You could model this as a conversation using Phoenix channels and presence.

So create a backend open AI process subscribed to a private topic shared between the user and the AI. Conversation then proceeds like any of Phoenix chat examples. This would allow for messages on a private topic “open AI is thinking…”, and your like/more positive/more negarive.

Use presence to terminate the AI proces after some grace period, or even allow multiple people and AI’s. to converse on the same topic.

lud · January 13, 2024, 2:12am

This looks like any event based system, I don’t see the Q of CQRS.

if your main goal is to try commanded then you can disregard this comment, but otherwise this is what I would do.

In live view

First your conversation needs an id.
In liveview mount, when connected?(socket) is true, you start a GenSever under a DynamicSupervisor, that is registered on a Registry with a {:via, Registry, {YourRegistry, id}} tuple.
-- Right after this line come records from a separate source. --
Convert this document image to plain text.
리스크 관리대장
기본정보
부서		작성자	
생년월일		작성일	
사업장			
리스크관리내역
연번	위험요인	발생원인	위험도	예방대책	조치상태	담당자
This may return {:ok, pid} or {:error, {:already started, pid}}, in both cases you have the pid of your conversation server.
Your live view calls checkout on that server, which sends the view’s self() pid to the server.
The view can now ask that server what its current status is, and send commands to it.

In the conversation server

On init you define your state with a :awaiting_article status and a nil owner.
All your init, handle_call, handle_info and handle_cast should return a timeout if the current owner is nil.
When receiving a checkout command with the pid of the live view, set the owner to that pid, and monitor the pid.
The server will then receive commands like :set_article, :more_positive. You can implement a simple FSM (or use :gen_statem instead of GenServer but that’s overkill here). Depending on the current status, the server will react appropriately.
```
status            command/event      action                  new_status
awaiting_article  set_article        store in state, ask AI  await_ai
await_ai          ai_response        send to owner           await_user
await_user        more_positive      ask AI                  await_ai
await_user        set_article        reset state, ask AI     await_ai
```
And so on…

When an unexpected command is received (double click on more_positive), the server can return an error, or just ignore it.
To deal with AI, the server can use a Task under a TaskSupervisor so the ai_response event would simply be the task response in handle_info, matching the ref of the task stored in state.
When receiving a :DOWN message from the monitor, set the owner to nil.
When receiving a :timeout (returned by your callbacks), if the owner is nil then stop.
On most events in handle_info, if the owner is not nil, send updates to the view.

And so,

When the user reloads the page, the server will receive a :DOWN but will also be checked out again, before the timeout hits, and will keep its current task running, if any.
You do not even need a DB for a base implementation.
If you want to cancel your in-flight requests to AI when receiving a :DOWN message, the conversation server can just call a function to do so. But you will need to replace the Task. Maybe just using Finch.async_request/3 and Finch.cancel_async_request/1 directly from the conversation server.

Anyway, I think this model is far more simpler than using commanded. There is always the same problem with CQRS, very often there is a need to know if some events are already in the queue before sending another event. When this need arises, it means that you do not want CQRS but rather a classic architecture where your updates to the database are fully handled synchronously.